Where to compete in a post-reform world

Short take

The power of where-to-compete decisions in the health insurance industry is enormous. How can organizations reap greatest benefit from these critical decision points?

The power of “where-to-compete” decisions, particularly in an industry in as much flux as US health insurance, is enormous. Our analyses suggest that the bottom-line performance differential between a payor who selects a market-average portfolio across businesses and geographies and an identical payor who instead selects a top-quartile portfolio is likely to be almost twofold. Across industries, McKinsey research (summarized in The Granularity of Growth by Patrick Viguerie et al) shows that the majority of the performance differential among corporations results from their alignment with “rising tide” markets rather than from share gain within less attractive markets.

Furthermore, we have found that there are three “macro” approaches that can enable companies to thrive during major industry disruptions: refocus their portfolio on more attractive businesses, build one or two large new businesses, or radically transform their business model. The first two rely squarely on where-to-compete decisions. The last approach is not for the faint of heart.

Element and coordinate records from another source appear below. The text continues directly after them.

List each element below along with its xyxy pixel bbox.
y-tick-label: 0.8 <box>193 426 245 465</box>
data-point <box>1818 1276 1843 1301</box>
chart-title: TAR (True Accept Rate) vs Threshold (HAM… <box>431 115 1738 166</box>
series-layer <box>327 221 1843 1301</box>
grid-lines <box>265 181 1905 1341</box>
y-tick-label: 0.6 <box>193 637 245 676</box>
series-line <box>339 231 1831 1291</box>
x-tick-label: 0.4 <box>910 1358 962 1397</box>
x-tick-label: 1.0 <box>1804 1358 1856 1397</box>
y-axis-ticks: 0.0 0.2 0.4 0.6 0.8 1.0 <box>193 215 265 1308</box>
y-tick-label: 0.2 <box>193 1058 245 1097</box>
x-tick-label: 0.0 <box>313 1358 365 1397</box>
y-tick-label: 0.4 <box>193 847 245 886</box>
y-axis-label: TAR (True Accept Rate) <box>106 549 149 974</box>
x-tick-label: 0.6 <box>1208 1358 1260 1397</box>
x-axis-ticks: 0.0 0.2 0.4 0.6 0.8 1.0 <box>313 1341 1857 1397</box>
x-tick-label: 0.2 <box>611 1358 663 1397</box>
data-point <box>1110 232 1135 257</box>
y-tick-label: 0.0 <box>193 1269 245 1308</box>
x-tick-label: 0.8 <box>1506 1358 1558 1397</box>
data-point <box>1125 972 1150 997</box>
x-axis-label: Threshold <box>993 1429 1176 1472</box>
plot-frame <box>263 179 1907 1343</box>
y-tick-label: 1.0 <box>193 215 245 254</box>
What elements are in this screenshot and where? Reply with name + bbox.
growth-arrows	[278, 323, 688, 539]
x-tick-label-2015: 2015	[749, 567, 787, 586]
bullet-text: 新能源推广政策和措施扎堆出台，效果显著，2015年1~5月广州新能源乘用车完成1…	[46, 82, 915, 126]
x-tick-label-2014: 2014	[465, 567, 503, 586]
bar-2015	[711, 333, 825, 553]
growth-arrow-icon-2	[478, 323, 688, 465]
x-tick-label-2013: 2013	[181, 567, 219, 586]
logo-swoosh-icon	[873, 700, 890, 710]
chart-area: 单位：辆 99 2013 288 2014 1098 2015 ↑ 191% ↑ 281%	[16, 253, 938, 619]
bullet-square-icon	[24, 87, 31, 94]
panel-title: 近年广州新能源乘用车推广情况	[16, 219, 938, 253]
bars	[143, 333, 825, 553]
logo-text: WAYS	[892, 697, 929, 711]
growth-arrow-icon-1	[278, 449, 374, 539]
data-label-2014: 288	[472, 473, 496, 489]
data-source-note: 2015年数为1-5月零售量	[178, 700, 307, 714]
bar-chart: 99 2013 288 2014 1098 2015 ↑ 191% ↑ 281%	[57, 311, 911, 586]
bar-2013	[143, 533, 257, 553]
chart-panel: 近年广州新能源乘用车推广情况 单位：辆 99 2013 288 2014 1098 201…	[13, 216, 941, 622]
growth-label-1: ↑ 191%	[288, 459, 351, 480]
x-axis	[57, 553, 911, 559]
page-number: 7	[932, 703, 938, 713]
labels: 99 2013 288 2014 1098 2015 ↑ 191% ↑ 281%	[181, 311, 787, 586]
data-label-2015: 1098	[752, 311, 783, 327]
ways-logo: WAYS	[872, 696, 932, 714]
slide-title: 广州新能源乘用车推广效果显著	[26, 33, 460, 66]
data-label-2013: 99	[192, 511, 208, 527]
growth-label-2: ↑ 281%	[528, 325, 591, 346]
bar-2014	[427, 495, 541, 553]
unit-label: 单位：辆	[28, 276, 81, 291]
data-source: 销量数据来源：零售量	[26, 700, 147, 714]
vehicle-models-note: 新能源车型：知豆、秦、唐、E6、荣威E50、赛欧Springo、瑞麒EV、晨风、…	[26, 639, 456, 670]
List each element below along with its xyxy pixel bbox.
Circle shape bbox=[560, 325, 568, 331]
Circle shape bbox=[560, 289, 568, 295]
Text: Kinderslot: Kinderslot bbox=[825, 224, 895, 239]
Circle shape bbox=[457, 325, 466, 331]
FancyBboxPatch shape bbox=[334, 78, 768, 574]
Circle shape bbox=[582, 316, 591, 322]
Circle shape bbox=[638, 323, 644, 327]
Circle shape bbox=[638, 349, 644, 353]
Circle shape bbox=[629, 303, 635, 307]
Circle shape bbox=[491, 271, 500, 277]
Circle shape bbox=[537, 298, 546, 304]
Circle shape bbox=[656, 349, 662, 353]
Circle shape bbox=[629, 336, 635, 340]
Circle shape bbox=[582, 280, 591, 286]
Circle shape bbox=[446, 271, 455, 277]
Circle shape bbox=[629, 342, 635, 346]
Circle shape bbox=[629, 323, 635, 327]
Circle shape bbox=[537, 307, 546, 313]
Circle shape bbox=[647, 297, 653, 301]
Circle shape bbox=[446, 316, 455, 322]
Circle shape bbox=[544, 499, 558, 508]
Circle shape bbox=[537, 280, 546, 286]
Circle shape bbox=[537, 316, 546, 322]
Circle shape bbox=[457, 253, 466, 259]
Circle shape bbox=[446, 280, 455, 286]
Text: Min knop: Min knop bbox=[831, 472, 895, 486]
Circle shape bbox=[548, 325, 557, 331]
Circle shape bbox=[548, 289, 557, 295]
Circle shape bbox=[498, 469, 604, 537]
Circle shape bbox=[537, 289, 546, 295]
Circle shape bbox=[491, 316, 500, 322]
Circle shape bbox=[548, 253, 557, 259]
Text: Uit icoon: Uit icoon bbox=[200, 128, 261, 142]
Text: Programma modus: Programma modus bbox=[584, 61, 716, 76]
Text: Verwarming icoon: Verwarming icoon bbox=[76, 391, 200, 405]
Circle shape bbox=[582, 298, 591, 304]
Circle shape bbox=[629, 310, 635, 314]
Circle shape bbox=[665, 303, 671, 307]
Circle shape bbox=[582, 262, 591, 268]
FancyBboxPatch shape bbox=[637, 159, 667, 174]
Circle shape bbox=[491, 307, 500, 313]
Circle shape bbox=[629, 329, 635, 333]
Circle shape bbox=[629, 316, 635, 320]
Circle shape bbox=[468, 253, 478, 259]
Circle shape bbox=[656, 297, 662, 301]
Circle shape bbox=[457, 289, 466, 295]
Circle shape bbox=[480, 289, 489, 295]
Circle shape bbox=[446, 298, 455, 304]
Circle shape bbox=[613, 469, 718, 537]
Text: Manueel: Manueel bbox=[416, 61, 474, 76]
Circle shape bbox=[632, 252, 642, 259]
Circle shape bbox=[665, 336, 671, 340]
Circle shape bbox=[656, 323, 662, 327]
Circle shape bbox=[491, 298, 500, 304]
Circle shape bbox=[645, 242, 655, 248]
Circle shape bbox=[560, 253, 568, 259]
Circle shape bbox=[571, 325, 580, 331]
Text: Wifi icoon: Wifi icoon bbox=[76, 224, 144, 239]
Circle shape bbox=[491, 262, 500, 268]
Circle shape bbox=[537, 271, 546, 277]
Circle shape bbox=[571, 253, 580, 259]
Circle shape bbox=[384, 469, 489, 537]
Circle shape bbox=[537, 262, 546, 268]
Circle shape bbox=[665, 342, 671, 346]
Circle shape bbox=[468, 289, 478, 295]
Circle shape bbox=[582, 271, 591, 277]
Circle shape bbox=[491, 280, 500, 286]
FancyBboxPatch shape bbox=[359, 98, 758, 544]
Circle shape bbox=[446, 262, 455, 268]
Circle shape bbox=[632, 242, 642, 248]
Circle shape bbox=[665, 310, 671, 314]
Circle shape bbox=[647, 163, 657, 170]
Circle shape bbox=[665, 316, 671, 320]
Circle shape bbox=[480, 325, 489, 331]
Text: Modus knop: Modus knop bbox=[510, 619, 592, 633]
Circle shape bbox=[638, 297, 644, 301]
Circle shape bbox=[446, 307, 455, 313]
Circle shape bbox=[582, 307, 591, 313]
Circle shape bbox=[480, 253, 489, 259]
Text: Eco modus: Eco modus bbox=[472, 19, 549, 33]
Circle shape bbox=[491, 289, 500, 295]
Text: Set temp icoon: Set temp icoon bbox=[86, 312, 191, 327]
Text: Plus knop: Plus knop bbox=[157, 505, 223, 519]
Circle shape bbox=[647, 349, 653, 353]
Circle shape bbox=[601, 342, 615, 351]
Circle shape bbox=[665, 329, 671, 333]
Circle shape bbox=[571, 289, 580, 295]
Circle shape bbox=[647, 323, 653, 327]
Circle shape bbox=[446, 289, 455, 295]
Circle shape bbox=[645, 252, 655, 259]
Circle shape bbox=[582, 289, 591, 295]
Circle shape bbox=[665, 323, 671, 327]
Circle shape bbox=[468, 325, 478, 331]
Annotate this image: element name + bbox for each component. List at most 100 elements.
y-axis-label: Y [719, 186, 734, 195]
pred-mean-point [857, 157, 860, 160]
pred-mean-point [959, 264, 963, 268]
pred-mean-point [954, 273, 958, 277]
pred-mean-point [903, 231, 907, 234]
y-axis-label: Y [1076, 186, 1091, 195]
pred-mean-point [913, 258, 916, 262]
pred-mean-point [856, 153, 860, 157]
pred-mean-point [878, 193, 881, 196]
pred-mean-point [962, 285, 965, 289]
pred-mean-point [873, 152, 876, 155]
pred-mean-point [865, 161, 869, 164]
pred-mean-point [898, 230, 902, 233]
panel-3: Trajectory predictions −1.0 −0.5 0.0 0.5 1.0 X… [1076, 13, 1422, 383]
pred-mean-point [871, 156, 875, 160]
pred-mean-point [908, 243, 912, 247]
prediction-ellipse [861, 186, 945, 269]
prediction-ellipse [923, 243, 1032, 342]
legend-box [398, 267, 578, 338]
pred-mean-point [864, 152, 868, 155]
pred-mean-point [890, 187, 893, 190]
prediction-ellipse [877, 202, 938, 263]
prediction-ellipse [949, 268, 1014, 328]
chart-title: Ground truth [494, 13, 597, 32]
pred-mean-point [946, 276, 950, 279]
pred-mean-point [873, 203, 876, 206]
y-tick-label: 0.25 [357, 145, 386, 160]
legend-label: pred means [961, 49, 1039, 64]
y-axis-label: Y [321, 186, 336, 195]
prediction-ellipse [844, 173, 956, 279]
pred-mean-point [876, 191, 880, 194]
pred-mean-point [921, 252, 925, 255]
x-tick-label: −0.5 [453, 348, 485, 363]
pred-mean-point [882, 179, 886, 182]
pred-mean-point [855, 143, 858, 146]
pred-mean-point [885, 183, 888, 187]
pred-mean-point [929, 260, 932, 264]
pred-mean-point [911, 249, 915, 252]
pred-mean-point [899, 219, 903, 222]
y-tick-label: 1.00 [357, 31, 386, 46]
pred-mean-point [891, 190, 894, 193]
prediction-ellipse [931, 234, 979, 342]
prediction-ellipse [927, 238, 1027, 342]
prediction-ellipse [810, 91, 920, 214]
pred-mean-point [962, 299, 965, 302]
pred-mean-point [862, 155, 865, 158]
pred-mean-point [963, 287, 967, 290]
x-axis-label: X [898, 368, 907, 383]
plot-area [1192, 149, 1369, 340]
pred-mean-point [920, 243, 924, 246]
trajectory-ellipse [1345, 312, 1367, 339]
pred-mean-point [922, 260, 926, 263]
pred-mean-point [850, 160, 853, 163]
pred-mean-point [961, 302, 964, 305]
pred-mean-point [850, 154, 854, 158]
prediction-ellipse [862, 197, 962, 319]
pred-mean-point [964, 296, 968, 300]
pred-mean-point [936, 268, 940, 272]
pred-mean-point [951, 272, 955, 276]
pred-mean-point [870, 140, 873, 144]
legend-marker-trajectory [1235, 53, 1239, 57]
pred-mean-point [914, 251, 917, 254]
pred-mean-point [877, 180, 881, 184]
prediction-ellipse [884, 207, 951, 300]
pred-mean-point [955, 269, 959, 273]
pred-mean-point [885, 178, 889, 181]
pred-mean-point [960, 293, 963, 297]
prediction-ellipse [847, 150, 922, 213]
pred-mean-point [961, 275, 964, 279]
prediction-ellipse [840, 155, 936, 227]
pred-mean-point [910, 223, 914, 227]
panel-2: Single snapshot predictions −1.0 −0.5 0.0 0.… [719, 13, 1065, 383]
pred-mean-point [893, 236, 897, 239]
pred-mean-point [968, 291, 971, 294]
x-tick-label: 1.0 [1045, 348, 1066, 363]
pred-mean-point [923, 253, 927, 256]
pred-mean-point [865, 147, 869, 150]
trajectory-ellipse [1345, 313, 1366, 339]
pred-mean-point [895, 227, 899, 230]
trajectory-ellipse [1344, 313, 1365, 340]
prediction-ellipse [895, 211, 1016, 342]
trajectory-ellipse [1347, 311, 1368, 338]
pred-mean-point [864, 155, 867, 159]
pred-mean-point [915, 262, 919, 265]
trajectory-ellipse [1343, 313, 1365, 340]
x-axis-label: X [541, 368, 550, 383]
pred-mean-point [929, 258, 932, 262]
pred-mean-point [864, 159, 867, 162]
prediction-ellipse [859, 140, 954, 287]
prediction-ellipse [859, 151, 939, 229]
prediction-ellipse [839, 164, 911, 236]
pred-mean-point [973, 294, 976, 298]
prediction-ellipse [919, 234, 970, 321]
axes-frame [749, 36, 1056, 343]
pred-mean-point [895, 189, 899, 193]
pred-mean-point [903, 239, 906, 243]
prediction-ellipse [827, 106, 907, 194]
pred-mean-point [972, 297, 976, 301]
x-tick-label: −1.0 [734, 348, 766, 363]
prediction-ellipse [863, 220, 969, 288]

Thus, today’s payors must carefully choose which markets they want to concentrate their resources on to win. The choices made will be critical not only within the payors’ core health-plan business but also in adjacent areas within the healthcare value chain.

Choices Within Health-Plan Business

Predictive models we have developed suggest that, over the next several years, there is likely to be tremendous variability in growth potential across markets in the US health insurance landscape. Exhibit 2 illustrates our estimates for the extent of this variability across states and business lines. For example, growth in the individual market could be as low as 32 percent in some states and as high as 141 percent in others.

Current margins are similarly variable. Our research shows that, in 2012, small-group margins averaged 6 percent across the country but ranged from an average of –5 percent to +13 percent in different states.

Admittedly, our models cannot predict the future with certainty, and thus actual growth (in specific states or across the country as a whole) may be higher or lower than our estimates suggest. Nevertheless, we believe that growth and margin variability will be a characteristic feature of the US health insurance landscape for at least several years to come. Indeed, we have found that the extent of such variability rises when we look at the rating areas or micro-markets within each state an individual payor operates in.

A second important dimension to consider is the return on capital each business delivers, most commonly assessed as the return on equity (ROE). Healthcare reform is having a meaningful effect on the capital intensity of each business. For example, both the risk profile and capital consumption of the individual health insurance business rise significantly in a guaranteed-issue, modified-community-rating, risk-adjusted market. Exhibit 3 shows the likely change in the ROE growth characteristics of various payor business lines over the next 10 years. It is important to note, however, that the actual trajectories are unlikely to be as linear as shown. A number of factors, including competitive conduct and further changes in regulations, will alter the trajectories over time. Payors will need to continually assess and adjust their decisions as new information becomes available on market evolution.